Step 3 – Configure Windows Azure Web Role ASP.NET project for federation with ACS v2

Content in this step adopted and adapted from How To: Create My First Claims Aware ASP.NET application Integrated with ACS v2

This section describes how to integrate ACS v2.0 with the Windows Azure Web Role ASP.NET cloud application that you created in step 1. The essence of the step is configuring trust between the ASP.NET application (Relying Party) and ACS v2.0.

To configure trust between the ASP.NET Relying Party Application and ACS v2.0

  1. In Visual Studio 2010, in Solution Explorer for Azure Web App, right-click Azure Web App and select Add STS Reference.

  2. In Federation Utility wizard, do the following:

    1. On Welcome to the Federation Utility Wizard page, in Application URI, enter the application URI and then click Next. In this walkthrough, the application URI is https://127.0.0.1:81/ . Yours will be different, Compute Emulator assigns dynamic ports you cannot control, and “it is not possible to allocate unique IP address.”

    2. Note: The trailing slash is important because it matches the value you entered in ACS v2.0 Management Portal for your relying party application in previous step.

    3. A warning pops up: ID 1007: The Application is not hosted on a secure https connection. Do you wish to continue?
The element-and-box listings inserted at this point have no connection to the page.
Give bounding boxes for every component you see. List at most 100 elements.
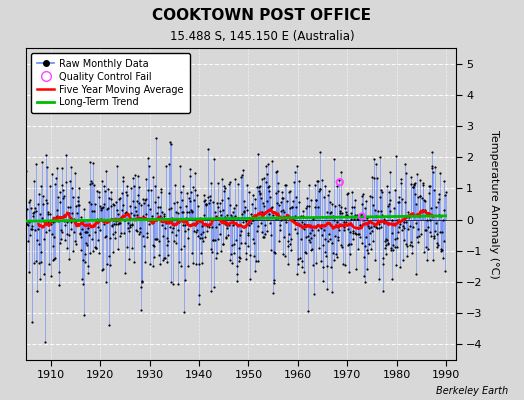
Point — [334, 234, 342, 240]
Point — [208, 249, 216, 255]
Point — [303, 202, 311, 209]
Point — [422, 244, 430, 250]
Point — [47, 221, 55, 227]
Point — [53, 206, 62, 213]
Point — [26, 196, 34, 203]
Point — [354, 231, 362, 238]
Point — [397, 180, 406, 186]
Point — [200, 198, 209, 204]
Point — [102, 278, 110, 285]
Point — [420, 207, 429, 213]
Point — [163, 259, 171, 265]
Point — [81, 229, 89, 236]
Point — [182, 203, 190, 210]
Point — [171, 182, 179, 188]
Point — [310, 291, 319, 298]
Point — [101, 234, 109, 240]
Point — [165, 206, 173, 213]
Point — [431, 164, 439, 170]
Point — [242, 250, 250, 256]
Point — [381, 244, 389, 251]
Point — [160, 255, 168, 262]
Point — [187, 189, 195, 196]
Point — [363, 246, 371, 253]
Point — [179, 209, 187, 215]
Point — [285, 189, 293, 196]
Point — [436, 245, 445, 252]
Point — [318, 177, 326, 184]
Point — [373, 174, 381, 181]
Point — [249, 217, 258, 224]
Point — [406, 223, 414, 229]
Point — [340, 227, 348, 234]
Point — [312, 197, 321, 204]
Text: Berkeley Earth: Berkeley Earth — [436, 386, 508, 396]
Point — [188, 250, 196, 256]
Point — [358, 201, 366, 208]
Point — [61, 236, 69, 243]
Point — [424, 224, 432, 230]
Point — [59, 193, 68, 199]
Point — [149, 263, 158, 269]
Point — [407, 180, 415, 187]
Point — [46, 219, 54, 225]
Point — [397, 176, 405, 182]
Point — [147, 216, 155, 222]
Point — [42, 228, 50, 235]
Point — [59, 187, 67, 193]
Point — [206, 179, 215, 186]
Point — [423, 211, 432, 217]
Point — [215, 216, 223, 222]
Point — [303, 233, 312, 239]
Point — [156, 261, 165, 268]
Point — [144, 155, 152, 162]
Point — [246, 217, 255, 224]
Point — [393, 244, 401, 250]
Point — [223, 222, 231, 228]
Point — [237, 240, 246, 246]
Point — [57, 236, 66, 242]
Point — [30, 260, 38, 266]
Point — [299, 213, 308, 220]
Point — [210, 155, 218, 162]
Point — [180, 276, 189, 283]
Point — [71, 238, 79, 244]
Point — [136, 228, 145, 235]
Point — [438, 248, 446, 254]
Point — [63, 244, 72, 251]
Point — [76, 230, 84, 236]
Point — [63, 211, 72, 218]
Point — [219, 207, 227, 213]
Point — [425, 183, 433, 189]
Point — [41, 152, 50, 159]
Point — [214, 204, 222, 210]
Point — [209, 237, 217, 243]
Point — [201, 196, 209, 203]
Point — [137, 306, 146, 313]
Point — [393, 235, 401, 242]
Point — [159, 213, 168, 219]
Point — [290, 179, 298, 185]
Point — [435, 170, 444, 176]
Point — [282, 214, 291, 220]
Point — [156, 213, 164, 220]
Point — [45, 226, 53, 233]
Point — [282, 218, 290, 225]
Point — [296, 221, 304, 227]
Point — [278, 188, 287, 195]
Point — [398, 226, 407, 233]
Point — [441, 188, 450, 195]
Point — [71, 170, 79, 176]
Point — [52, 214, 60, 220]
Point — [341, 204, 350, 211]
Point — [100, 183, 108, 190]
Point — [141, 196, 150, 203]
Point — [328, 288, 336, 295]
Point — [319, 278, 328, 284]
Point — [433, 240, 441, 247]
Point — [241, 240, 249, 246]
Point — [357, 240, 366, 246]
Point — [395, 194, 403, 200]
Point — [428, 163, 436, 169]
Point — [395, 224, 403, 230]
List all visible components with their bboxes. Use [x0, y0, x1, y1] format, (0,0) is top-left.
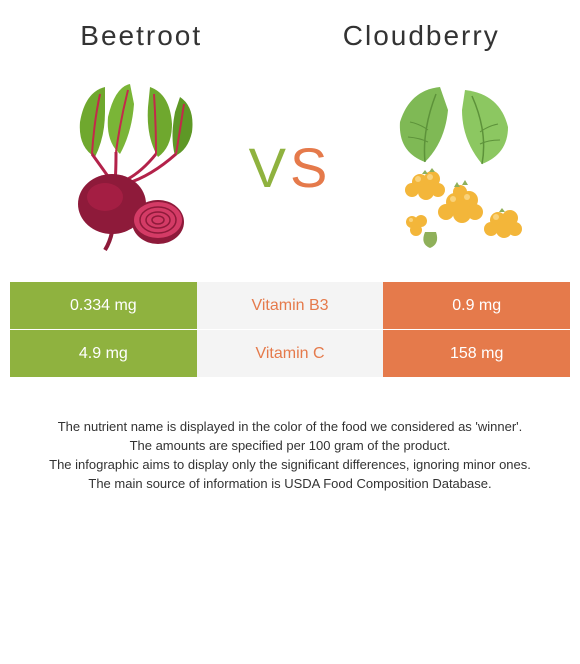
cell-right-value: 0.9 mg [383, 282, 570, 329]
vs-label: VS [249, 135, 332, 200]
footnote: The nutrient name is displayed in the co… [20, 418, 560, 437]
left-title: Beetroot [80, 20, 202, 52]
nutrient-label: Vitamin C [255, 345, 324, 363]
cloudberry-icon [370, 82, 530, 252]
images-row: VS [0, 62, 580, 282]
right-title: Cloudberry [343, 20, 500, 52]
vs-v: V [249, 136, 290, 199]
footnote: The amounts are specified per 100 gram o… [20, 437, 560, 456]
vs-s: S [290, 136, 331, 199]
nutrient-label: Vitamin B3 [251, 297, 328, 315]
table-row: 4.9 mg Vitamin C 158 mg [10, 330, 570, 378]
comparison-table: 0.334 mg Vitamin B3 0.9 mg 4.9 mg Vitami… [0, 282, 580, 378]
table-row: 0.334 mg Vitamin B3 0.9 mg [10, 282, 570, 330]
footnote: The infographic aims to display only the… [20, 456, 560, 475]
header: Beetroot Cloudberry [0, 0, 580, 62]
footnotes: The nutrient name is displayed in the co… [0, 378, 580, 513]
footnote: The main source of information is USDA F… [20, 475, 560, 494]
cell-nutrient-label: Vitamin B3 [197, 282, 384, 329]
cell-left-value: 0.334 mg [10, 282, 197, 329]
cell-nutrient-label: Vitamin C [197, 330, 384, 377]
cell-right-value: 158 mg [383, 330, 570, 377]
beetroot-icon [50, 82, 210, 252]
cell-left-value: 4.9 mg [10, 330, 197, 377]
For this walkthrough, click Yes.

    4. Note: In a production environment, this warning about using SSL is valid and should not be dismissed.
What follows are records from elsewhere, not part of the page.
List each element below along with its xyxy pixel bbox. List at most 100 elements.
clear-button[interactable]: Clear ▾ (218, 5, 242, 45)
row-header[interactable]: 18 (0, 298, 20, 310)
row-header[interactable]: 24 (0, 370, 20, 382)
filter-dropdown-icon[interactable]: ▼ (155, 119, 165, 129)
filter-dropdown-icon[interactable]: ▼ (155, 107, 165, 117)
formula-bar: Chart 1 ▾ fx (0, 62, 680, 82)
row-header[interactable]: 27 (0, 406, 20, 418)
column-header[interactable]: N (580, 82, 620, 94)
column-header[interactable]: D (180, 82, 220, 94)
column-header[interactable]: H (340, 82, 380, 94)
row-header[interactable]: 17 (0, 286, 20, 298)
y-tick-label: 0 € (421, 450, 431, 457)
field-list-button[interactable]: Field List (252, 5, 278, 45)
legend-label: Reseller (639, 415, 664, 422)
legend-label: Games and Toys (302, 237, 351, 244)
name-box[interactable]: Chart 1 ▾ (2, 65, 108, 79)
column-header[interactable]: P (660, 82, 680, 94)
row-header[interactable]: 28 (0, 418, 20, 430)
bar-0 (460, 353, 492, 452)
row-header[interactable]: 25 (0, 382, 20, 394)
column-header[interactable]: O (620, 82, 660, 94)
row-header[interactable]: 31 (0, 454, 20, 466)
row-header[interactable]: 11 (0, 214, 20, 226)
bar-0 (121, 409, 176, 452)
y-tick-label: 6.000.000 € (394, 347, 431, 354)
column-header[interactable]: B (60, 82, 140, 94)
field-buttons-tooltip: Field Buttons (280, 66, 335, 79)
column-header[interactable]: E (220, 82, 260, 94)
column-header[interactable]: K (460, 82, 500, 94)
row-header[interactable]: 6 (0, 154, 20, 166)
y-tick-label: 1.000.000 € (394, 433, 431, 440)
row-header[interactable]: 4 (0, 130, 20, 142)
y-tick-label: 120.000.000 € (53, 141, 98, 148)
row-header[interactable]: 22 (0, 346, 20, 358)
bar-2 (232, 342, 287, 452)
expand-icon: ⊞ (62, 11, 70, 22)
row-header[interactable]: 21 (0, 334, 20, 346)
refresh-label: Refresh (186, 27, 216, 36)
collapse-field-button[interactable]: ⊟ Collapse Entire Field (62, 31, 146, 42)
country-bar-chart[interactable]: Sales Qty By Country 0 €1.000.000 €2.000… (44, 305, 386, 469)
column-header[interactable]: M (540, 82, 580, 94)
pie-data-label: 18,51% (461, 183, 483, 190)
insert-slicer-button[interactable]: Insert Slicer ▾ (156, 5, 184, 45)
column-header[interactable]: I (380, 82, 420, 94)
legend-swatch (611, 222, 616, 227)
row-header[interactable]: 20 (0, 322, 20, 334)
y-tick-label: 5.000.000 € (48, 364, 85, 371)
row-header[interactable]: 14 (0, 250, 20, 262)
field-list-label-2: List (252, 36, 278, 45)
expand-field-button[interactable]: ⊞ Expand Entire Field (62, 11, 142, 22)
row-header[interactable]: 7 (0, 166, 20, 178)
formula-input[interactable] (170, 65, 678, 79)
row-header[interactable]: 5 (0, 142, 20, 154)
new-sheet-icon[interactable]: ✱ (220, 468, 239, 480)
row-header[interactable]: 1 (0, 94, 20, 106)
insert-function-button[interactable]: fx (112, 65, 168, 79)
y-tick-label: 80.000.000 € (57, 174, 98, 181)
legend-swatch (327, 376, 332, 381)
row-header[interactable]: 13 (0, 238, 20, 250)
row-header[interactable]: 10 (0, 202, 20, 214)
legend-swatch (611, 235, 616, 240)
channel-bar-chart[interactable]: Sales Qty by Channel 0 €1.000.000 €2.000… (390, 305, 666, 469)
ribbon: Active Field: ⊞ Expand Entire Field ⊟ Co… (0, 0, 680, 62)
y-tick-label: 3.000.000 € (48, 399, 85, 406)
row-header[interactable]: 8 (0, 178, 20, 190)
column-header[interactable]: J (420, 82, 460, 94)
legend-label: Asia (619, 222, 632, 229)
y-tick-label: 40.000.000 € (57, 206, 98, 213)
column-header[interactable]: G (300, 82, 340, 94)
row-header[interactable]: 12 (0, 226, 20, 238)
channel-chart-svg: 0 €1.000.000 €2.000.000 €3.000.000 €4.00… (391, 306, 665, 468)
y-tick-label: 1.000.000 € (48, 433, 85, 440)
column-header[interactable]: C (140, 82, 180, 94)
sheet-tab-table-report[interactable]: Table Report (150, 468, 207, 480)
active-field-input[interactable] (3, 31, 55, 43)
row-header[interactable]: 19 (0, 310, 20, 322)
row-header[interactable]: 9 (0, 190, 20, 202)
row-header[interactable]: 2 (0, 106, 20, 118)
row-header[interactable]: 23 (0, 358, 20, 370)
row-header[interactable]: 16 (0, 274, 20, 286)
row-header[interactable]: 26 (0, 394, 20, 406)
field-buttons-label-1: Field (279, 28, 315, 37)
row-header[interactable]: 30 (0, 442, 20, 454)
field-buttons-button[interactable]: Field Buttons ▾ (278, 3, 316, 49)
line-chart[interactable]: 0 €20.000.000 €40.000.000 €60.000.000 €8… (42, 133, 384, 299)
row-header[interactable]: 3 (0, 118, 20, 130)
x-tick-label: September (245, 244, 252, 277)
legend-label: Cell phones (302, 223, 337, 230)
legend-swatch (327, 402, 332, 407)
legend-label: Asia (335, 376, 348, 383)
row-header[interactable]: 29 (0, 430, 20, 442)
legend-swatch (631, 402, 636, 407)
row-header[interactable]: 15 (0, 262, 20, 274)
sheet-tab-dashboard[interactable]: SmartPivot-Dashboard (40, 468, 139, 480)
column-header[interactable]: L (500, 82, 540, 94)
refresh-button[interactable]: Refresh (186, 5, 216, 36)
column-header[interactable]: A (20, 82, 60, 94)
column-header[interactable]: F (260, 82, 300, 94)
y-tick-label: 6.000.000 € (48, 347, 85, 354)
    5. On Security Token Service page, select Use Existing STS, enter the WS-Federation Metadata URL published by ACS v2, and then click Next. This is the URL you copied last in the previous step, it should look similar to the following:"

      https://YOURNAMESPACE.accesscontrol.appfabriclabs.com/FederationMetadata/2007-06/FederationMetadata.xml

    6. On STS signing certificate chain validation error page, click Next.
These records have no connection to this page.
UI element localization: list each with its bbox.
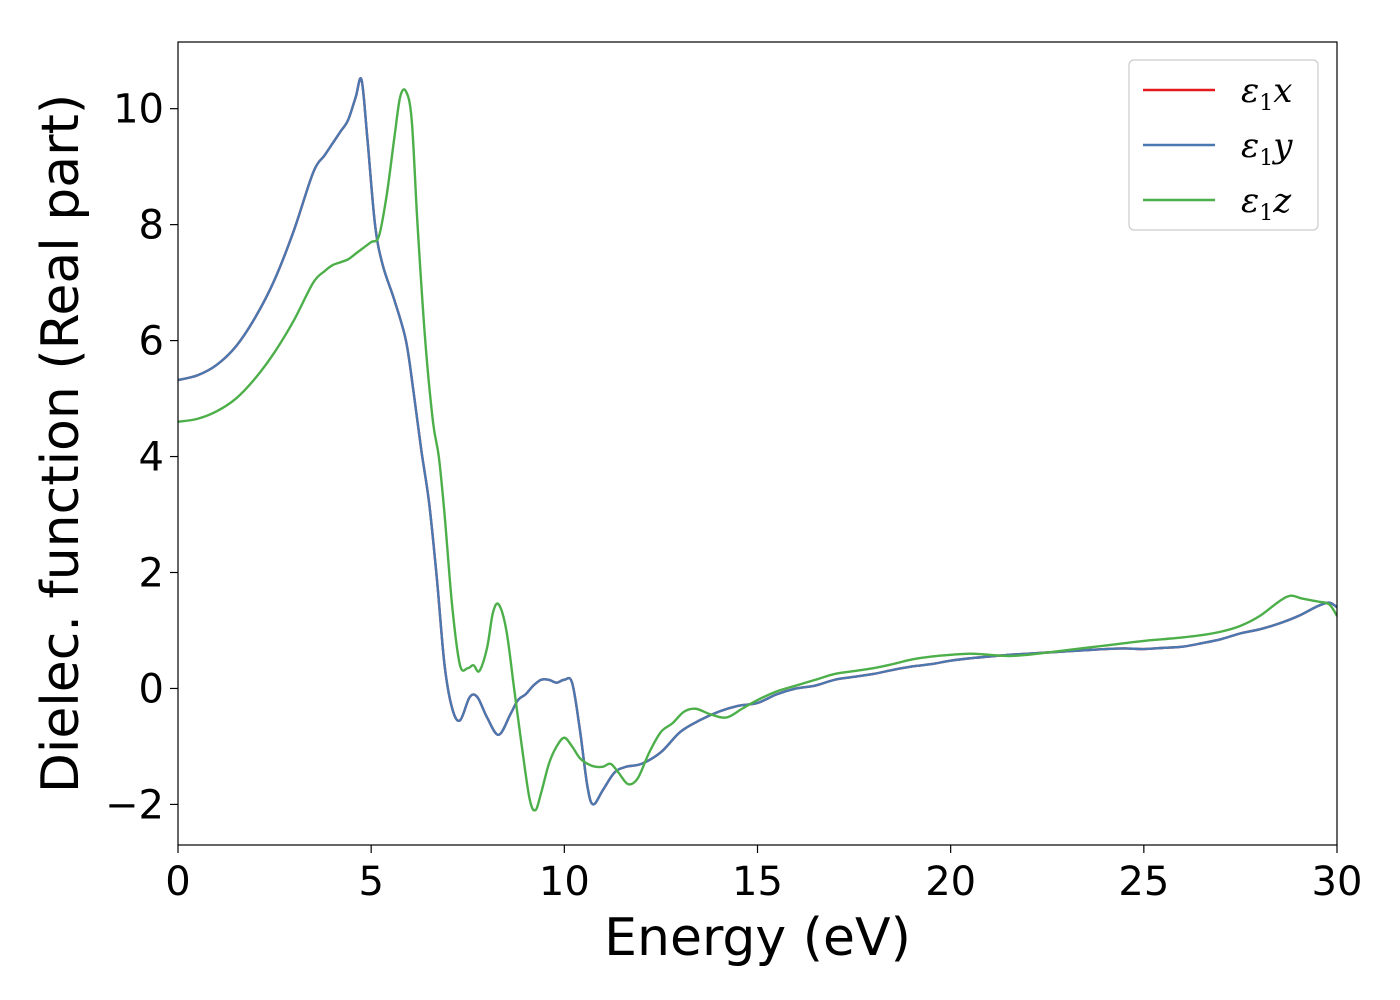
- x-tick-label: 10: [539, 859, 590, 905]
- legend-label-suffix: y: [1271, 126, 1293, 166]
- y-tick-label: −2: [105, 782, 164, 828]
- y-axis-title: Dielec. function (Real part): [31, 94, 91, 793]
- legend-label-base: ε: [1241, 126, 1259, 166]
- x-axis: 0 5 10 15 20 25 30: [165, 845, 1362, 905]
- y-axis: −2 0 2 4 6 8 10: [105, 87, 178, 828]
- x-tick-label: 30: [1312, 859, 1363, 905]
- y-tick-label: 6: [139, 319, 164, 365]
- legend-label-y: ε1y: [1241, 126, 1293, 171]
- y-tick-label: 10: [113, 87, 164, 133]
- y-tick-label: 2: [139, 551, 164, 597]
- legend-label-base: ε: [1241, 181, 1259, 221]
- legend-label-x: ε1x: [1241, 71, 1292, 116]
- series-line-y: [178, 77, 1337, 806]
- legend-label-suffix: x: [1273, 71, 1292, 111]
- legend-label-sub: 1: [1259, 201, 1273, 226]
- legend-label-suffix: z: [1272, 181, 1292, 221]
- series-line-z: [178, 88, 1337, 812]
- x-tick-label: 20: [925, 859, 976, 905]
- x-axis-title: Energy (eV): [604, 908, 911, 968]
- x-tick-label: 25: [1118, 859, 1169, 905]
- x-tick-label: 15: [732, 859, 783, 905]
- legend-label-base: ε: [1241, 71, 1259, 111]
- legend-label-sub: 1: [1259, 91, 1273, 116]
- x-tick-label: 5: [358, 859, 383, 905]
- legend-label-z: ε1z: [1241, 181, 1292, 226]
- y-tick-label: 0: [139, 666, 164, 712]
- legend-box: [1128, 59, 1319, 231]
- y-tick-label: 8: [139, 203, 164, 249]
- plot-lines: [178, 77, 1337, 812]
- x-tick-label: 0: [165, 859, 190, 905]
- y-tick-label: 4: [139, 435, 164, 481]
- legend-label-sub: 1: [1259, 146, 1273, 171]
    7. On Security token encryption page, click Next.

    8. On Offered claims page, click Next.

    9. On Summary page, click Finish.

  3. Once you successfully finish running the Federation Utility wizard, it adds a reference to the Microsoft.IdentityModel.dll assembly and writes values to your Web.config file that configures the Windows Identity Foundation in your ASP.NET MVC 2 Web Application (TestApp).

  4. Open Web.config and locate the main system.web element. It should look like the following:

     <system.web>
    <authorization>
      <deny users="?" />
    </authorization>

  5. Modify Web.config to enable request validation by adding the following code under the main system.web element:

         <!--set this value-->
    <httpRuntime requestValidationMode="2.0"/>

  6. After you perform the update, this is what the above code fragment must look like:

        <system.web>
    <!--set this value-->
    <httpRuntime requestValidationMode="2.0"/>
    <authorization>
    <deny users="?" />
    </authorization>

  7. Test your work using Ctrl+F5 to run the application using Compute Emulator. Here is what you should expect:

    1. The browser opens and you are navigated to a Home Realm Discovery (HRD) page which displays Windows Live ID and Google as and options for your authentication.
    2. Click on any of these, you will be redirected to a familiar for your authentication page. Either Google or Live.com.
    3. After successful authentication you will be automatically redirected to your ASP.NET Web application’s default page.
    4. Note: If you have chosen Google for authentication you will be presented with additional page that requires your consent – agree by clicking on allow button.